Kernel dies on requests.get() of 1.4GB file

I have a Jupyter Notebook on GitHub that I am running through MyBinder at https://mybinder.org/v2/gh/jcoliver/dig-coll-borderlands/master?filepath=Text-Mining-Template.ipynb. When downloading a zip file (second code block) with requests.get(), the memory quickly increases to the max (2GB) and the kernel dies. I swear this did not happen a month ago, and I have isolated the problem to the requests.get() line. If I pass stream = True to requests.get(), the requests.get() line runs without killing the kernel, but the download on subsequent lines does max out the memory and kills the kernel. I can run the notebook locally and the download works just fine (although it takes a few minutes). It seems like this should work, but is a 1.4GB file too big for a download with the MyBinder infrastructure?

Yes, if you reach the maximum memory limit (or go above it) then the kernel will get killed on mybinder.org.

Maybe you can fetch a subset of the file or find a way to stream it and only process a subset at a time.

Thanks, Tim. Yes, I understand the ramifications of maxing out the RAM on a MyBinder-hosted notebook. However, two sources of consternation are:

  1. The file is only 1.4GB, considerably lower than the allotment of 2GB. Other processes in the notebook are using 200MB, at most, so it is not clear how a 1.4GB file download maxes out the 2GB RAM.
  2. I can confirm that this notebook hosted on MyBinder worked as recently as 2020-10-15. That is, the code could be executed as written without exceeding the memory allocation and kernel death.

We’ve not changed the memory limit downwards recently. However some of the clusters that back mybinder.org (sometimes) offer more RAM. So maybe you got lucky in the past. You can explicitly ask for your binder to be launched on https://notebooks.gesis.org/binder/ which (permanently) offers more RAM to users.
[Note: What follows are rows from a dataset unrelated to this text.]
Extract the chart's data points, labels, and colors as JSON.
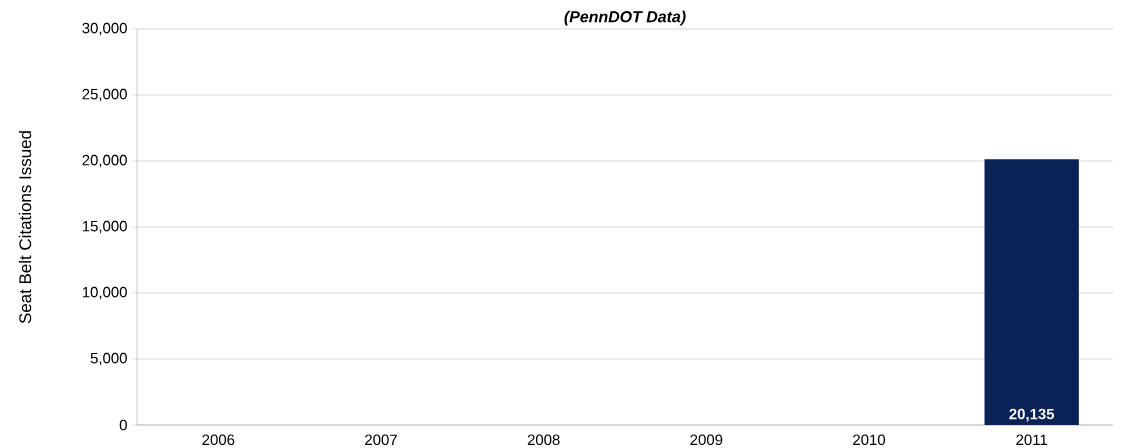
{
  "chart_data": {
    "type": "bar",
    "title": "(PennDOT Data)",
    "ylabel": "Seat Belt Citations Issued",
    "categories": [
      "2006",
      "2007",
      "2008",
      "2009",
      "2010",
      "2011"
    ],
    "values": [
      null,
      null,
      null,
      null,
      null,
      20135
    ],
    "value_labels": [
      null,
      null,
      null,
      null,
      null,
      "20,135"
    ],
    "color": "#0b2257",
    "ylim": [
      0,
      30000
    ],
    "yticks": [
      {
        "value": 0,
        "label": "0"
      },
      {
        "value": 5000,
        "label": "5,000"
      },
      {
        "value": 10000,
        "label": "10,000"
      },
      {
        "value": 15000,
        "label": "15,000"
      },
      {
        "value": 20000,
        "label": "20,000"
      },
      {
        "value": 25000,
        "label": "25,000"
      },
      {
        "value": 30000,
        "label": "30,000"
      }
    ],
    "grid": "y"
  }
}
My guess is that the peak memory usage of requests is larger than the size of the file. As in I wouldn’t be surprised to learn that they make a copy of the file contents somewhere. I am 99% sure the kernel isn’t getting killed prematurely, so it must be something that leads to it using more than 2GB (minus overheads from notebook process etc)

TL; DR: The GESIS solution works great. Thanks for the suggestion, @betatim.

When running the notebook on GESIS, the memory used never goes beyond 1.8GB (8GB are available), and all code-blocks execute successfully. Granted there is almost certainly a difference between the memory used and the memory reported, but it still seems like there might be a difference in memory consumption between MyBinder and GESIS hosting. I agree that the kernel isn’t being killed prematurely on the MyBinder hosting - I can watch as the memory climbs by 100-200 increments until it reaches the red zone above 1.9GB and then, alas, the kernel perishes.

But the GESIS-hosted solution works, so woo-hoo!